Berbagai ungkapan universal tentang pentingnya manusia belajar dari sejarah telah sering kita dengar. Kita yang mengamini sekaligus pula menginginkan agar tidak hanya kita dan orang-orang terdekat kita, melainkan juga warga pada umumnya, semakin terlibat dalam membangun dan membangun ulang “bekuan waktu” yang termuat dalam cultural heritage. Kita percaya bahwa banyak kebijaksanaan hidup lahir sejak kita mengerti pangkal asal-usul kita. Hidup menjadi lebih mudah dan indah dengan berbagai warna kebijaksanaan itu.
Bagaimanapun jua, di samping mengandung ingatan, warisan sosial dan kultural juga mengundang berbagai tafsir, bagaimana kita memandang diri kita sendiri. Cara kita melihat diri sendiri pun mengalami evolusi dan jarang pernah sama. Selain peminat sejarah, studi sosio/psikohistori, dan kurator, tampaknya merupakan tantangan tersendiri untuk sadar dan menjadi aktif berpartisipasi dalam pengalaman bersama warisan sosiokultural kita sendiri. Untuk itu, berbagai studi yang berupaya menyelidiki pemungkin, pemantik, pelestari, dan peningkat partisipasi warga ini berperan sangat sentral.

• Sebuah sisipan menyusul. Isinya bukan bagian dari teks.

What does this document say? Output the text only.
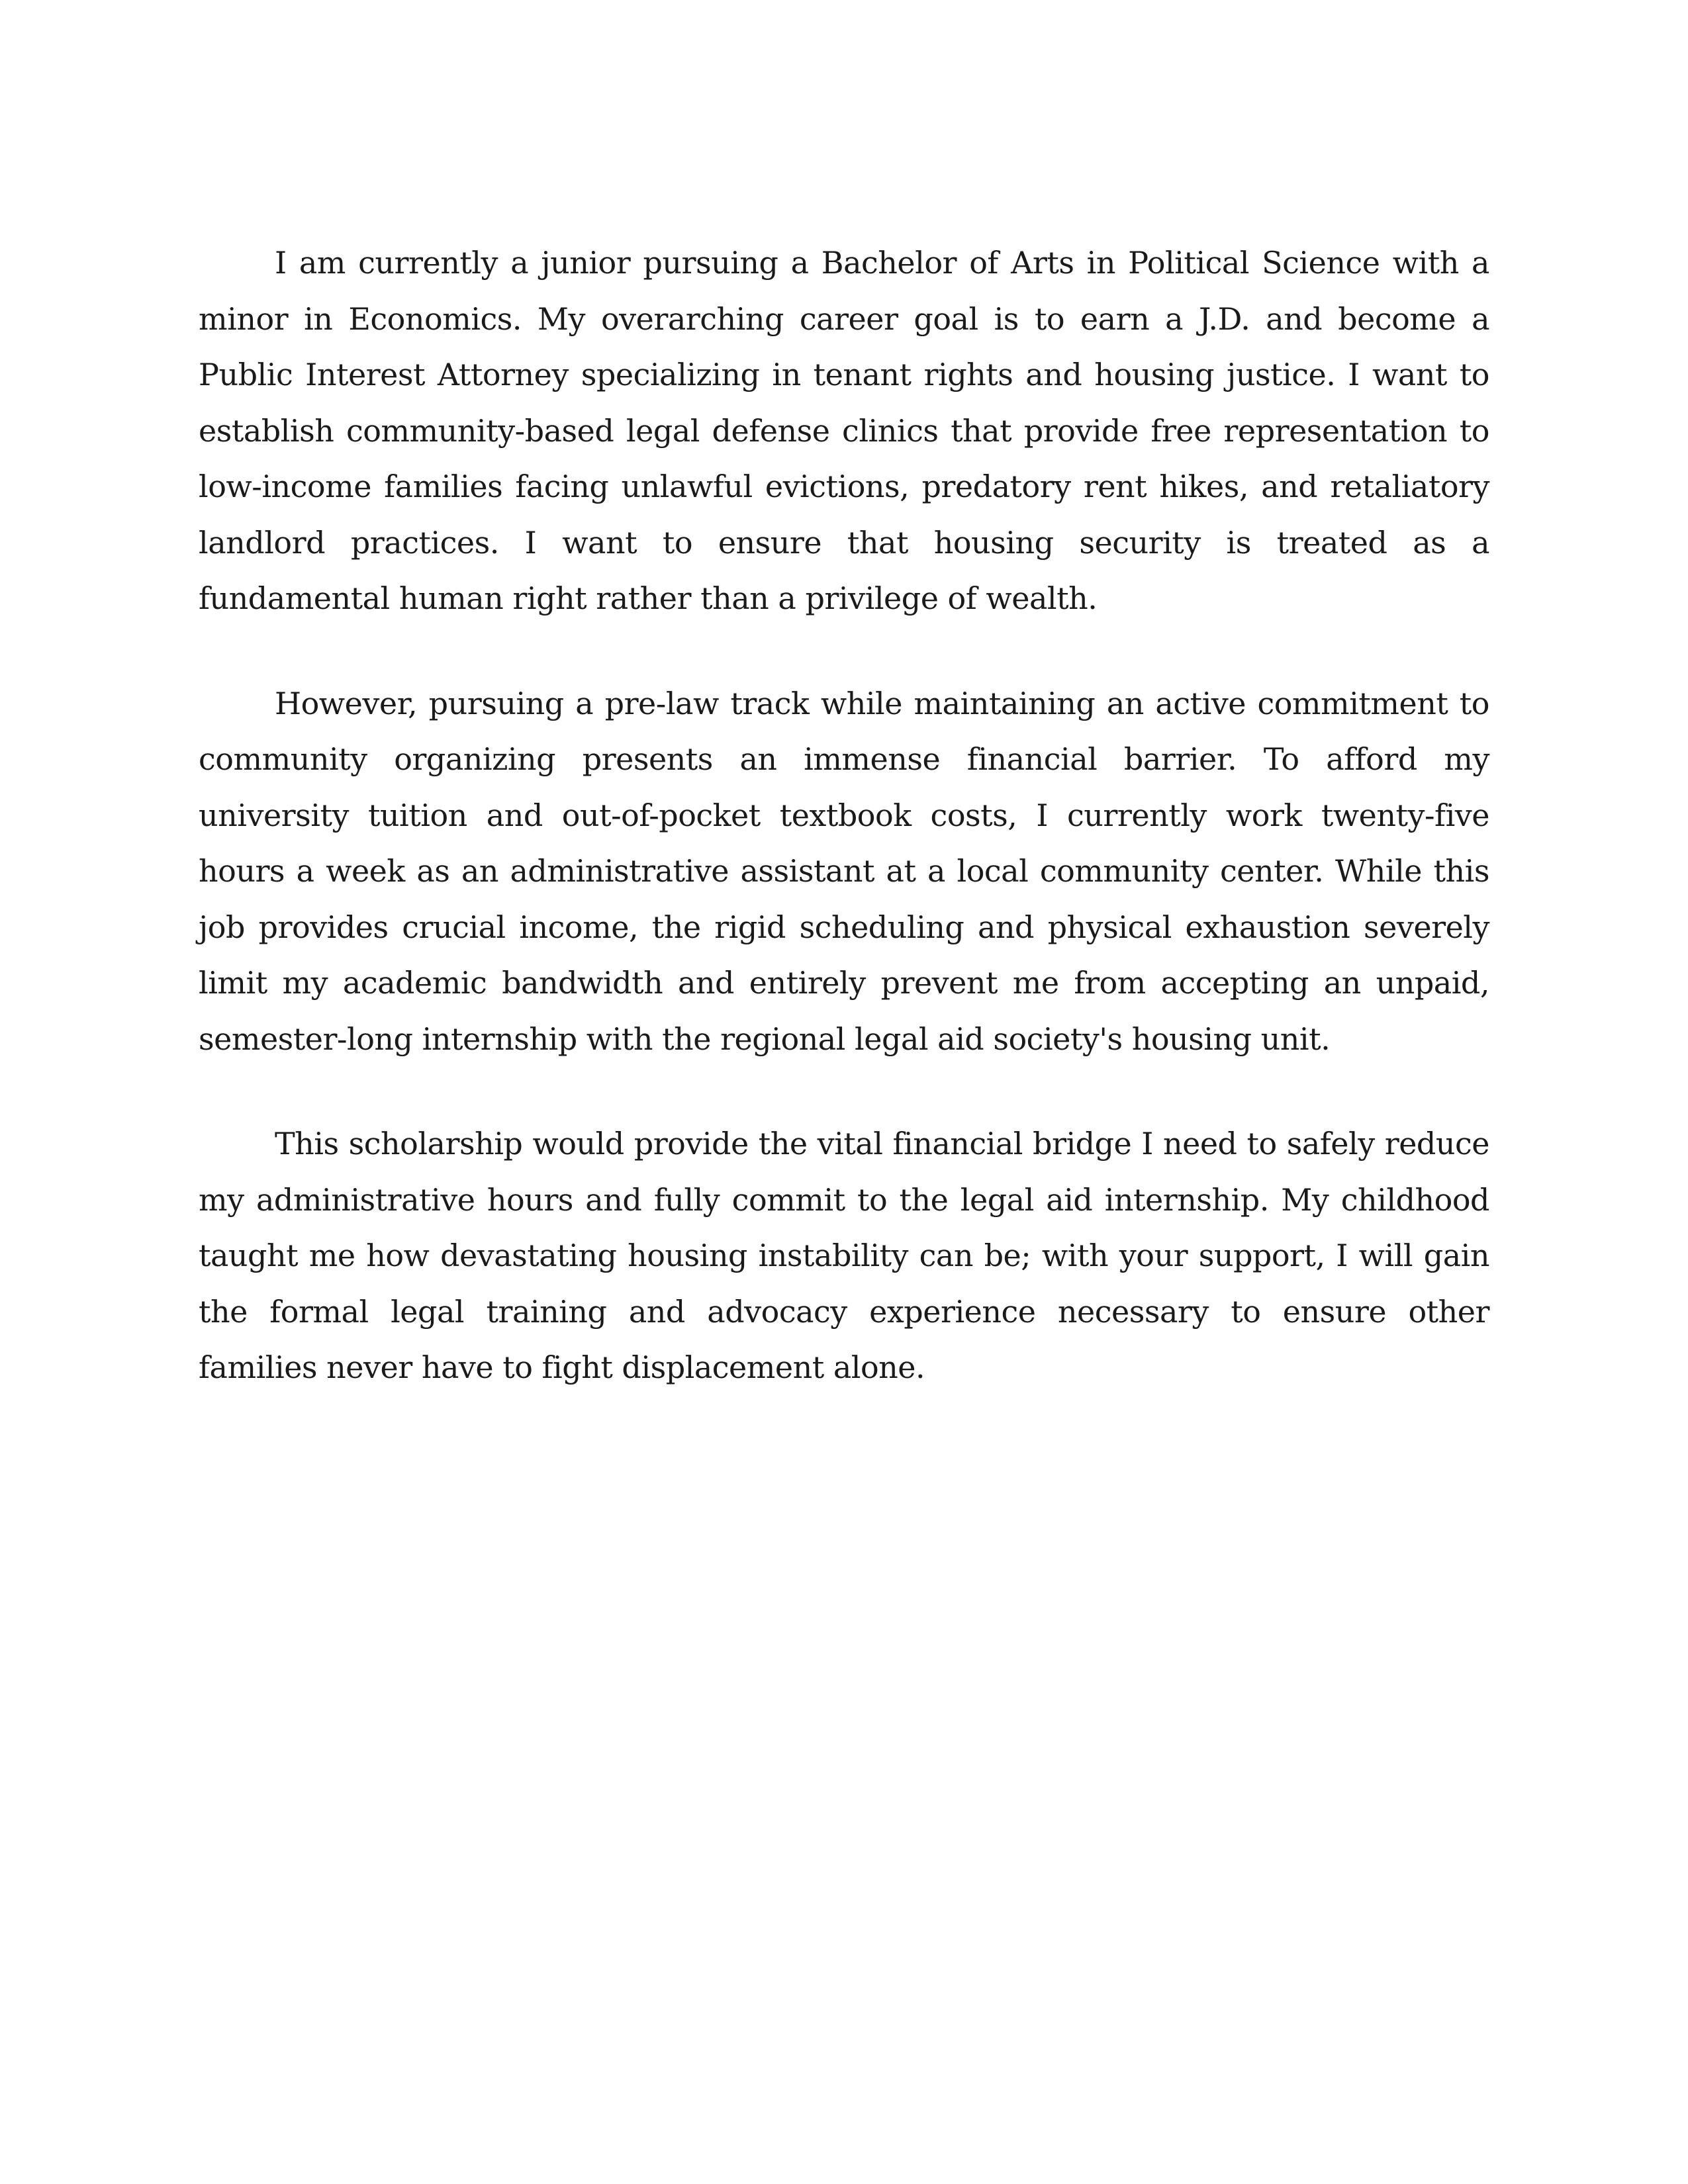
I am currently a junior pursuing a Bachelor of Arts in Political Science with a minor in Economics. My overarching career goal is to earn a J.D. and become a Public Interest Attorney specializing in tenant rights and housing justice. I want to establish community-based legal defense clinics that provide free representation to low-income families facing unlawful evictions, predatory rent hikes, and retaliatory landlord practices. I want to ensure that housing security is treated as a fundamental human right rather than a privilege of wealth.

However, pursuing a pre-law track while maintaining an active commitment to community organizing presents an immense financial barrier. To afford my university tuition and out-of-pocket textbook costs, I currently work twenty-five hours a week as an administrative assistant at a local community center. While this job provides crucial income, the rigid scheduling and physical exhaustion severely limit my academic bandwidth and entirely prevent me from accepting an unpaid, semester-long internship with the regional legal aid society's housing unit.

This scholarship would provide the vital financial bridge I need to safely reduce my administrative hours and fully commit to the legal aid internship. My childhood taught me how devastating housing instability can be; with your support, I will gain the formal legal training and advocacy experience necessary to ensure other families never have to fight displacement alone.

Dibutuhkan studi-studi terdepan yang mampu menjawab “kebutuhan” warga di era digital untuk mencari dirinya, dan menikmati pencarian itu, via situs-situs warisan kultural pada media daring (online media). Semoga sinergi virtual antara Sharron & Abraham (2015) dan Purkis (2016) dalam penyelidikan tersebut mampu memberikan khasanah ilmiah yang mencerahkan dalam hal ini.